Tout d'abord, il y a la spécificité latine qui est authentique et qui est étrangement contestée par ce courant pseudo-scientifique, cette obsession autour des Daces. Comme les Gaulois, les Daces n'écrivaient pas et donc les quelques toponymes des noms d'endroits que l'on connaît par des auteurs grecs ou latins sont eux-mêmes souvent mal entendus, mal retranscrits. Je vous donne un seul exemple, il y a un texte de trois mots, dont deux, sont des noms propres, trouvés sur un vase brisé. Vous imaginez que l'on ne sait pas si l'inscription est complète ou pas. On a cherché à le traduire par «le fils de». En tant que linguiste, je viens tout de suite avec l'objection que les Grecs et les Latins hellénisaient et latinisaient les noms étrangers. Donc la terminaison «us» n'est pas une garantie que les Daces aient eu cette terminaison, encore vivante d'ailleurs dans le grec contemporain et dans les langues baltiques. En Lituanien, encore aujourd'hui on lituanise automatiquement tous les noms étrangers. Bill Clinton, se dit donc Billas Clintonas (rires). Les Latins faisaient de même, on ne saura jamais si ce n'est pas un artisan latin qui a tout simplement latinisé le mot. Le point de départ est bien la latinité. Ces gens, ces pseudos-scientifiques, arrivent à rejeter l'héritage latin en prétendant que les Daces parlaient latin avant les latins et que donc certains empereurs romains étaient Daces. Ils créent ainsi une sorte de franc-maçonnerie dacique qui aurait pénétré l'Empire, et ils viennent avec des arguments qui ne tiennent pas la route. Par exemple, sur la colonne de Trajane à Rome, lorsque l'Empereur parle avec les captifs daces, il n'y a pas d'interprète représenté dessus. Et bien, je leur ai sorti des dizaines de gravures des conquistadors espagnols en Amérique du sud et centrale où il n'y avait pas non plus de traducteurs, mais cela ne veut bien évidemment pas dire que ces gens n'avaient pas besoin de traducteurs !
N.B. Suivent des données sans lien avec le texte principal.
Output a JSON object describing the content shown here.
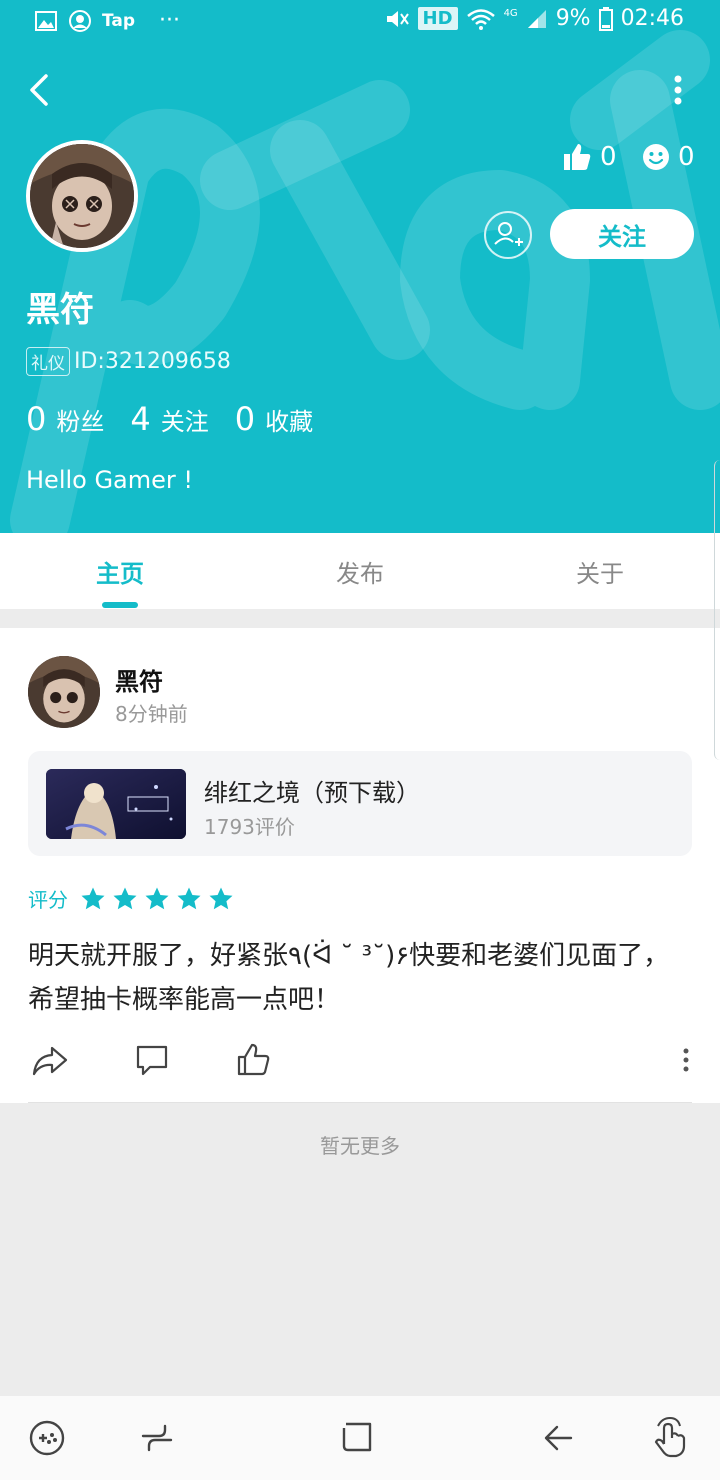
{
  "status_bar": {
    "left_app": "Tap",
    "dots": "···",
    "hd": "HD",
    "network": "4G",
    "battery": "9%",
    "time": "02:46"
  },
  "profile": {
    "username": "黑符",
    "badge": "礼仪",
    "id_text": "ID:321209658",
    "likes_count": "0",
    "reactions_count": "0",
    "follow_label": "关注",
    "stats": [
      {
        "num": "0",
        "label": "粉丝"
      },
      {
        "num": "4",
        "label": "关注"
      },
      {
        "num": "0",
        "label": "收藏"
      }
    ],
    "bio": "Hello Gamer !"
  },
  "tabs": [
    {
      "label": "主页",
      "active": true
    },
    {
      "label": "发布",
      "active": false
    },
    {
      "label": "关于",
      "active": false
    }
  ],
  "post": {
    "author": "黑符",
    "time": "8分钟前",
    "game_title": "绯红之境（预下载）",
    "game_reviews": "1793评价",
    "rating_label": "评分",
    "stars": 5,
    "text": "明天就开服了，好紧张٩(ᐛ ˘ ³˘)۶快要和老婆们见面了，希望抽卡概率能高一点吧！"
  },
  "footer": {
    "no_more": "暂无更多"
  },
  "colors": {
    "accent": "#14bcc9",
    "background": "#ececec"
  }
}
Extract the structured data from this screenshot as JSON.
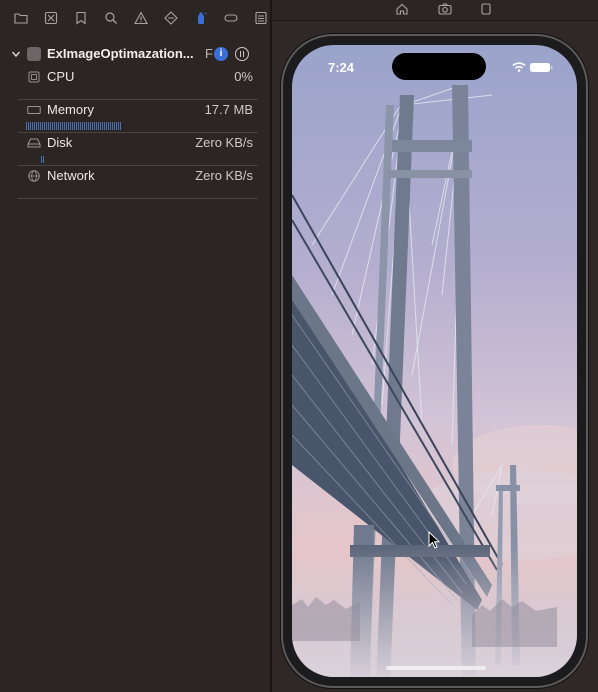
{
  "navigator": {
    "toolbar_icons": [
      "folder-icon",
      "x-square-icon",
      "bookmark-icon",
      "search-icon",
      "warning-icon",
      "diamond-icon",
      "spray-can-icon",
      "tag-icon",
      "list-icon"
    ]
  },
  "app": {
    "name": "ExImageOptimazation...",
    "suffix": "F",
    "info_glyph": "i"
  },
  "gauges": [
    {
      "label": "CPU",
      "value": "0%",
      "icon": "cpu-chip-icon"
    },
    {
      "label": "Memory",
      "value": "17.7 MB",
      "icon": "memory-icon"
    },
    {
      "label": "Disk",
      "value": "Zero KB/s",
      "icon": "disk-icon"
    },
    {
      "label": "Network",
      "value": "Zero KB/s",
      "icon": "globe-icon"
    }
  ],
  "simulator": {
    "toolbar_icons": [
      "home-icon",
      "camera-icon",
      "rotate-icon"
    ],
    "status_time": "7:24",
    "status_icons": [
      "wifi-icon",
      "battery-icon"
    ]
  },
  "colors": {
    "panel_bg": "#2b2523",
    "accent": "#3b6fd6",
    "graph": "#4b6fb3"
  }
}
Vous parlez également d'un autre mythe, celui de la Roumanie comme grande protectrice de l'Europe contre les invasions ottomanes.
Les Roumains auraient défendu l'Europe de l'Islam, des Turcs, et dans le livre je déconstruis cela aussi pour démontrer que tous les peuples de Balkans ont les mêmes légendes. Les Serbes ont défendu la chrétienté, même les Albanais, donc peu à peu, en démantelant cette construction fantasmagorique, on arrive à étaler les morceaux. Le problème c'est qu'aucun de ces morceaux ne raconte toute l'Histoire. Soit on prend la mythologie en bloc, soit on accepte que l'on a un peuple comme les autres. Les Roumains doivent se construire une identité moderne européenne et non s'accrocher au passé. C'est vrai qu'il y a eu des moments historiques éclatants mais tout le monde a eu ça.
Quel message aimeriez-vous faire passer à la jeunesse roumaine d'aujourd'hui?
Se méfier des sornettes du néolibéralisme. C'est devenu une sorte de folie nationale, l'obsession de la droite, qu'il faut être de droite, au point que l'on a perdu ses repères. Quand on se place plus ou moins à gauche, comme je me considère, mais plutôt du côté anarchiste, on est traité de communiste, de moscovite. Déjà, la Russie de Poutine n'a rien à voir avec la gauche. Il est vrai que tout cela, combiné avec un gouvernement de voleurs qui se disent de gauche, le discours gagne en cohérence mais il n'y a aucun entrepreneur en Roumanie qui ait gagné honnêtement son argent. S'ils sont riches c'est qu'ils ont fait des affaires avec l'État. Il n'y a pas d'aventurier qui aurait investi pour se construire en partant de zéro. C'est tout cela qui fait dire à la jeunesse que l'Union Européenne est une construction soviétique. Alors je les invite à se méfier, à prendre le recul nécessaire.